Title: Foreign Exchange Management Regime and Value of Shares Traded Ratio in Nigeria
Description:
To stabilize the foreign exchange market, the Nigerian government implemented policies prioritizing essential forex demands, reducing volatility, and conserving reserves.
Measures included restricting forex access for certain items, capping international ATM withdrawals, and limiting naira card usage abroad.
Forex was allocated mainly for critical imports and travel allowances.
Despite these steps, reserves continued to fall, leading to a shift to a flexible exchange rate regime in June 2016.
This introduced new trading platforms, expanded forward contracts, and aimed to enhance exchange rate stability.
By then, the naira had significantly devalued across both interbank and BDC markets.
Therefore, this study examined the effect of foreign exchange management regimes on the value of shares traded ratio in Nigeria overthirtysix-year period, from 1986 to 2022.
The study adopt an ex-post factor research design, an autoregressive distributed lag model was the estimation techniques with an inference of 5% level of significance.
The findings reveal contrasting impacts of floating and fixed exchange rate regimes on stock market activity.
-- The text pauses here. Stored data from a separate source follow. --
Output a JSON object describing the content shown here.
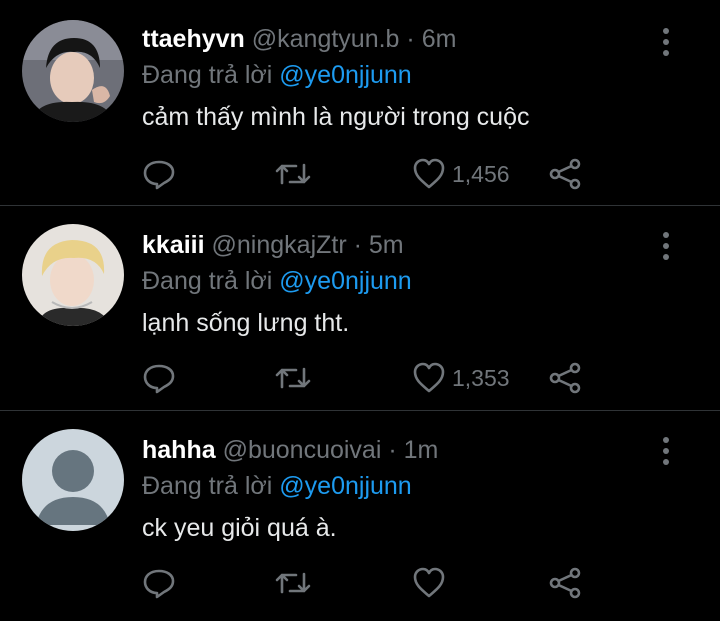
{
  "tweets": [
    {
      "name": "ttaehyvn",
      "handle": "@kangtyun.b",
      "dot": "·",
      "time": "6m",
      "reply_prefix": "Đang trả lời",
      "reply_to": "@ye0njjunn",
      "text": "cảm thấy mình là người trong cuộc",
      "likes": "1,456"
    },
    {
      "name": "kkaiii",
      "handle": "@ningkajZtr",
      "dot": "·",
      "time": "5m",
      "reply_prefix": "Đang trả lời",
      "reply_to": "@ye0njjunn",
      "text": "lạnh sống lưng tht.",
      "likes": "1,353"
    },
    {
      "name": "hahha",
      "handle": "@buoncuoivai",
      "dot": "·",
      "time": "1m",
      "reply_prefix": "Đang trả lời",
      "reply_to": "@ye0njjunn",
      "text": "ck yeu giỏi quá à.",
      "likes": ""
    }
  ],
  "colors": {
    "background": "#000000",
    "muted": "#71767b",
    "accent": "#1d9bf0",
    "divider": "#2f3336"
  },
  "icons": [
    "reply-icon",
    "retweet-icon",
    "like-icon",
    "share-icon",
    "more-icon"
  ]
}
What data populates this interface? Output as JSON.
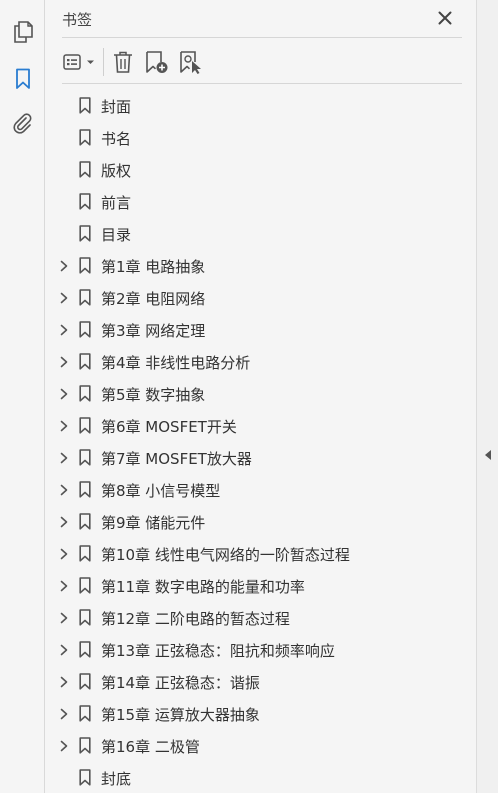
{
  "panel": {
    "title": "书签",
    "toolbar": {
      "options_icon": "list-options-icon",
      "delete_icon": "trash-icon",
      "new_bookmark_icon": "bookmark-add-icon",
      "new_from_selection_icon": "bookmark-select-icon"
    }
  },
  "rail": {
    "items": [
      {
        "name": "pages",
        "icon": "pages-icon"
      },
      {
        "name": "bookmarks",
        "icon": "bookmark-icon",
        "active": true
      },
      {
        "name": "attachments",
        "icon": "paperclip-icon"
      }
    ]
  },
  "bookmarks": [
    {
      "label": "封面",
      "expandable": false
    },
    {
      "label": "书名",
      "expandable": false
    },
    {
      "label": "版权",
      "expandable": false
    },
    {
      "label": "前言",
      "expandable": false
    },
    {
      "label": "目录",
      "expandable": false
    },
    {
      "label": "第1章  电路抽象",
      "expandable": true
    },
    {
      "label": "第2章  电阻网络",
      "expandable": true
    },
    {
      "label": "第3章  网络定理",
      "expandable": true
    },
    {
      "label": "第4章  非线性电路分析",
      "expandable": true
    },
    {
      "label": "第5章  数字抽象",
      "expandable": true
    },
    {
      "label": "第6章  MOSFET开关",
      "expandable": true
    },
    {
      "label": "第7章  MOSFET放大器",
      "expandable": true
    },
    {
      "label": "第8章  小信号模型",
      "expandable": true
    },
    {
      "label": "第9章  储能元件",
      "expandable": true
    },
    {
      "label": "第10章  线性电气网络的一阶暂态过程",
      "expandable": true
    },
    {
      "label": "第11章  数字电路的能量和功率",
      "expandable": true
    },
    {
      "label": "第12章  二阶电路的暂态过程",
      "expandable": true
    },
    {
      "label": "第13章  正弦稳态：阻抗和频率响应",
      "expandable": true
    },
    {
      "label": "第14章  正弦稳态：谐振",
      "expandable": true
    },
    {
      "label": "第15章  运算放大器抽象",
      "expandable": true
    },
    {
      "label": "第16章  二极管",
      "expandable": true
    },
    {
      "label": "封底",
      "expandable": false
    }
  ],
  "colors": {
    "accent": "#2a7dd1",
    "icon": "#555555",
    "text": "#333333"
  }
}
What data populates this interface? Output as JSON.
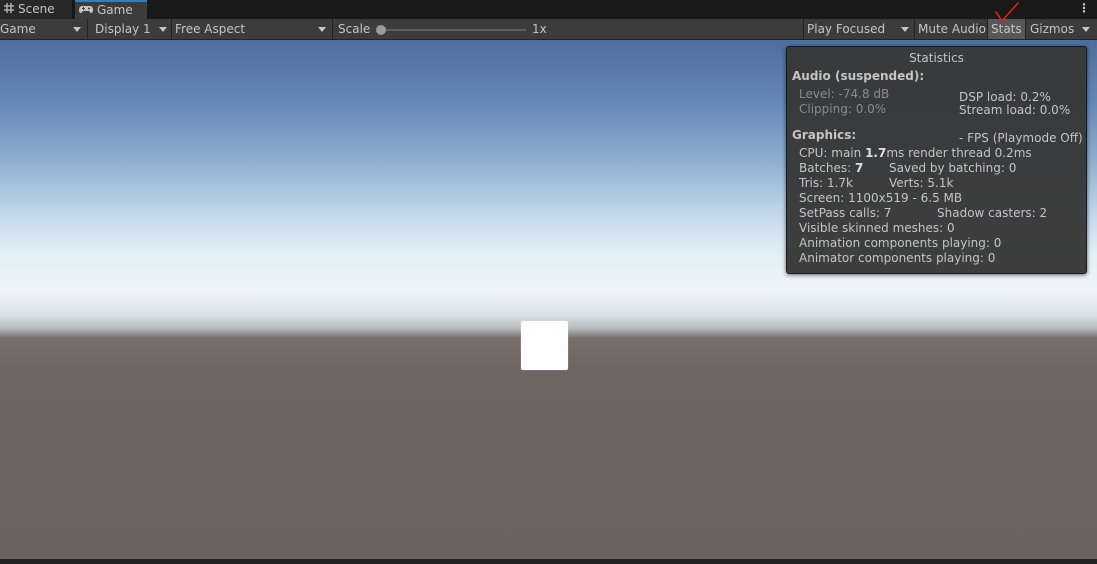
{
  "tabs": [
    {
      "label": "Scene",
      "icon": "grid-icon"
    },
    {
      "label": "Game",
      "icon": "gamepad-icon"
    }
  ],
  "toolbar": {
    "view_mode": "Game",
    "display": "Display 1",
    "aspect": "Free Aspect",
    "scale_label": "Scale",
    "scale_value": "1x",
    "play_mode": "Play Focused",
    "mute_audio": "Mute Audio",
    "stats": "Stats",
    "gizmos": "Gizmos"
  },
  "stats": {
    "title": "Statistics",
    "audio_heading": "Audio (suspended):",
    "level": "Level: -74.8 dB",
    "clipping": "Clipping: 0.0%",
    "dsp_load": "DSP load: 0.2%",
    "stream_load": "Stream load: 0.0%",
    "graphics_heading": "Graphics:",
    "fps": "- FPS (Playmode Off)",
    "cpu_prefix": "CPU: main ",
    "cpu_main": "1.7",
    "cpu_suffix": "ms  render thread 0.2ms",
    "batches_prefix": "Batches: ",
    "batches": "7",
    "saved_by_batching": "Saved by batching: 0",
    "tris": "Tris: 1.7k",
    "verts": "Verts: 5.1k",
    "screen": "Screen: 1100x519 - 6.5 MB",
    "setpass": "SetPass calls: 7",
    "shadow_casters": "Shadow casters: 2",
    "skinned_meshes": "Visible skinned meshes: 0",
    "animation_components": "Animation components playing: 0",
    "animator_components": "Animator components playing: 0"
  },
  "colors": {
    "toolbar_bg": "#3c3c3c",
    "active_tab_accent": "#3a79bb",
    "annotation_check": "#e0201f",
    "cube": "#fefefe"
  }
}
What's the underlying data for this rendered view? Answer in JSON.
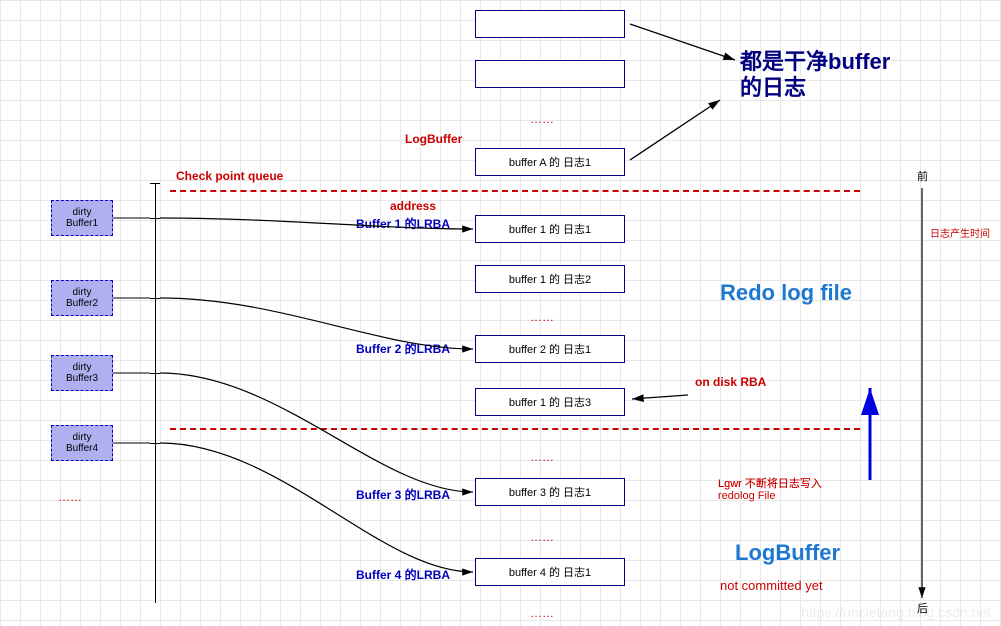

Under the floating regime, exchange rate and balance of payments have insignificant negative effects, while external reserves and inflation significantly reduce the value of shares traded.
Conversely, foreign direct investment (FDI) positively influences share trading, and foreign portfolio investment (FPI) shows a positive but insignificant effect.
In the fixed exchange regime, all key variables exchange rate, balance of payments, external reserves, and inflation exert strong negative effects on share trading, suggesting that currency rigidity, external imbalances, and inflationary pressures suppress market liquidity.
FDI has a limited positive effect, while FPI shows a significant negative impact, indicating that the fixed regime may deter foreign investment.
The results emphasize the need for a more flexible exchange rate approach and policy strategies that attract foreign investment while controlling inflation.
Recommendations include encouraging FDI and FPI under a floating regime, improving inflation control, and enhancing transparency in foreign exchange policies to boost market efficiency and investor confidence.